Its chief executive will be raising his concerns at a hearing on the exclusion process held by the House Ways and Means Committee on Tuesday.

Under Section 232 of the 1962 Trade Expansion Act, the legal basis of the tariffs, there is no formal process for appealing against a decision. Many of the denials have been issued on the basis that the application was incomplete, offering companies the chance to resubmit requests providing more detail. That restarts the process from the beginning, adding delays and increased paperwork for both the companies and the commerce department, but does at least leave open the possibility of relief. For other companies, the only option seems to be legal action, but that looks like a long and expensive process.

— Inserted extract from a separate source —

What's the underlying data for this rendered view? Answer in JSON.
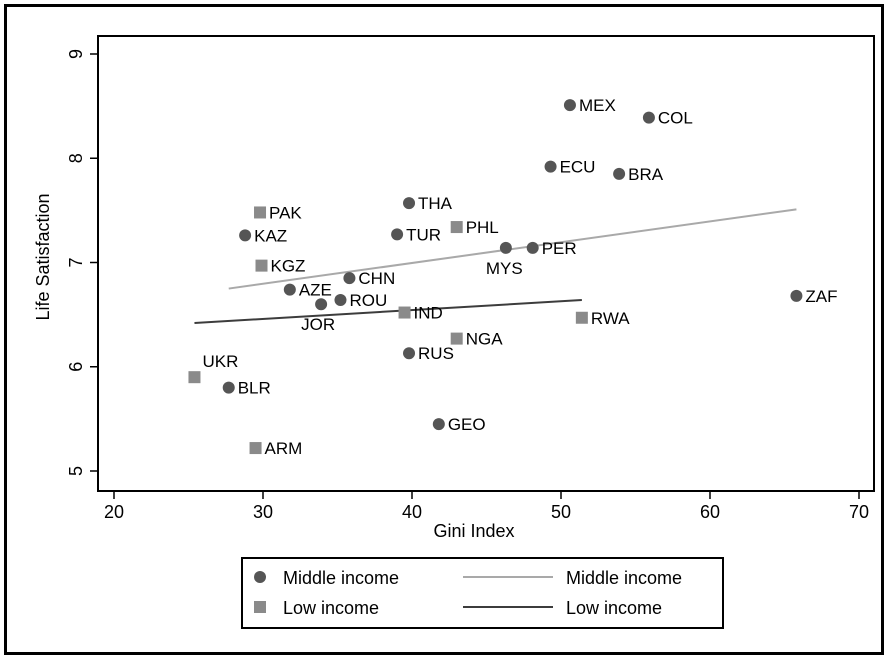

US steelmakers, including US Steel and Nucor, have been active participants in the process, filing hundreds of objections to proposed exclusions. Sometimes they argue they can already supply the product or an equivalent, other times they say they could be in a position to produce it within weeks or months.

The burden is being placed on the Bureau of Industry and Security to decide speedily which side is representing the position most accurately.

Wiley Rein, Nucor’s law firm, has submitted objections to about 10 per cent of the published applications for exemptions from the steel tariffs. Alan Price, a lawyer at the firm, said he thought the bureau had done a good job in setting up a new process for deciding on exclusions so quickly: “In the long run, there is probably some room for improvement. But decisions have not been unduly delayed.”

He added: “If people want to turn this into a legal process to make lawyers rich, they can do that. But Commerce [department] set the process for section 232….and that process is moving forward.”

Some US companies worry, however, that as Mr Trump pushes ahead with additional tariffs, including new measures aimed at China and the threatened charges on imported cars and components, the administrative process will become only more complex.

“You are going to see these same types of issues occur again,” said Alexander Russ of the Association of Equipment Manufacturers. “The problems are going to be compounded.”